Lack of natural forest

Ms. Hayat Hamidi Al-Fawaz, from Hawija al-Sawafi, remembered how the village was at the beginning of settlement, she said: "In the early eighties of the last century the Euphrates River overflowed, and the water level rose, so the people crossed towards the left bank of the Euphrates as they feared for their lives."

Hayat described the natural Hawija trees before the start of the Syrian war, as many trees, dense, and that no one has cut or crushed them, same as happened after 2011, as some cut down even the trees planted in their houses in order to earn some money by selling firewood. While the agricultural engineer Hussein al-Jarjab, who is from Hawija al-Sawafi, considered that the village soil is suitable for cultivating all agricultural crops, and all types of fruitful trees because of its fertility and renewal, being directly on the bed of the Euphrates.

"Because of the encroachments of the people on the natural trees of Hawija, in addition to the economic factor and the use of these trees for heating instead of fuel," said al-Jarjab explaining the reasons of the deterioration of vegetation coverage.

Euphrates Floods

Hawija al-Sawafi and other villages near the Euphrates River continued to suffer from the damages caused by the floods which people could not control, except after the Syrian government built the Euphrates Dam in Tabqah, 54km west of the city of Raqqa, in the seventies of the last century.

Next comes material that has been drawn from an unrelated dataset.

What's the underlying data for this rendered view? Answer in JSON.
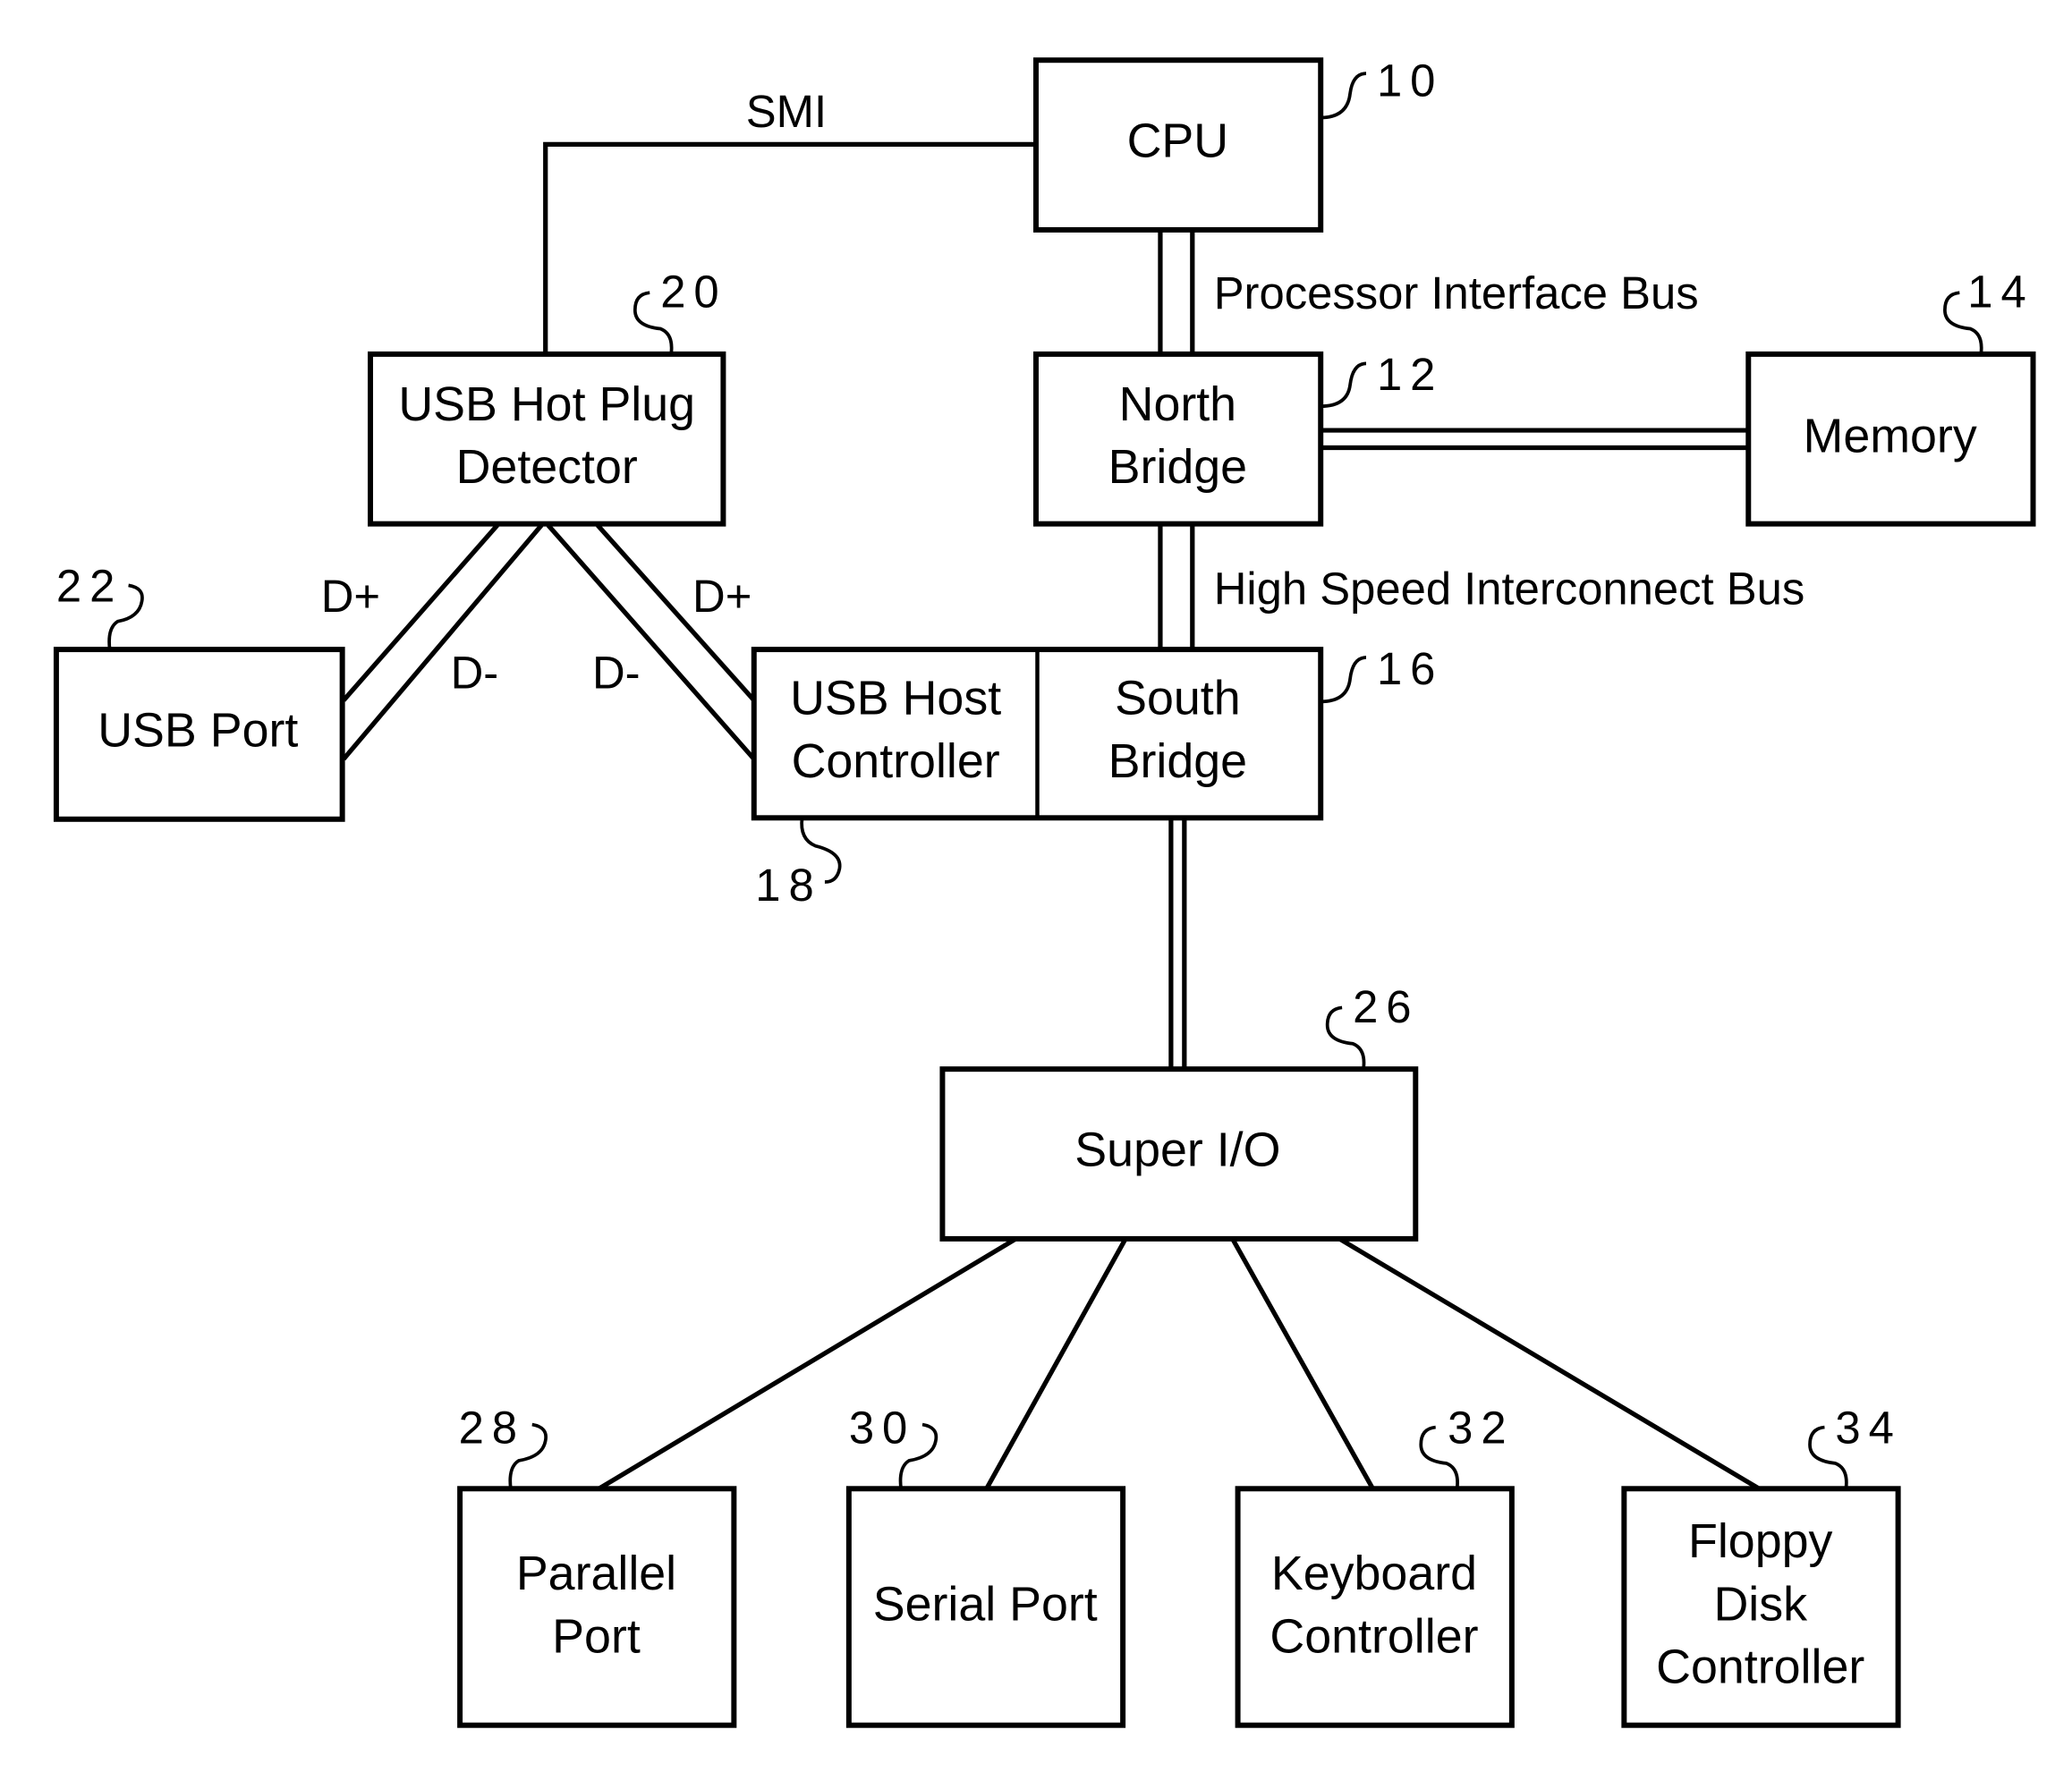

The peasants in Hawija, therefore, benefited from the expansion of the agricultural lands, according to the farmer Muhannad al-Fadil from Hawija al-Sawafi.

It is noteworthy that the discontinuation of Old Raqqa Bridge of service as a result of the bombing by the Global Coalition aircraft in its war against ISIS, in 2015, the village of Hawija al-Sawafi was transformed into a place through which the people of the southern countryside and al-Shamiya area in general crossed into the city of Raqqa, by small ferries, as it remained in this case until the Civil Council of Raqqa rehabilitated and restored the Old Raqqa Bridge in 2018.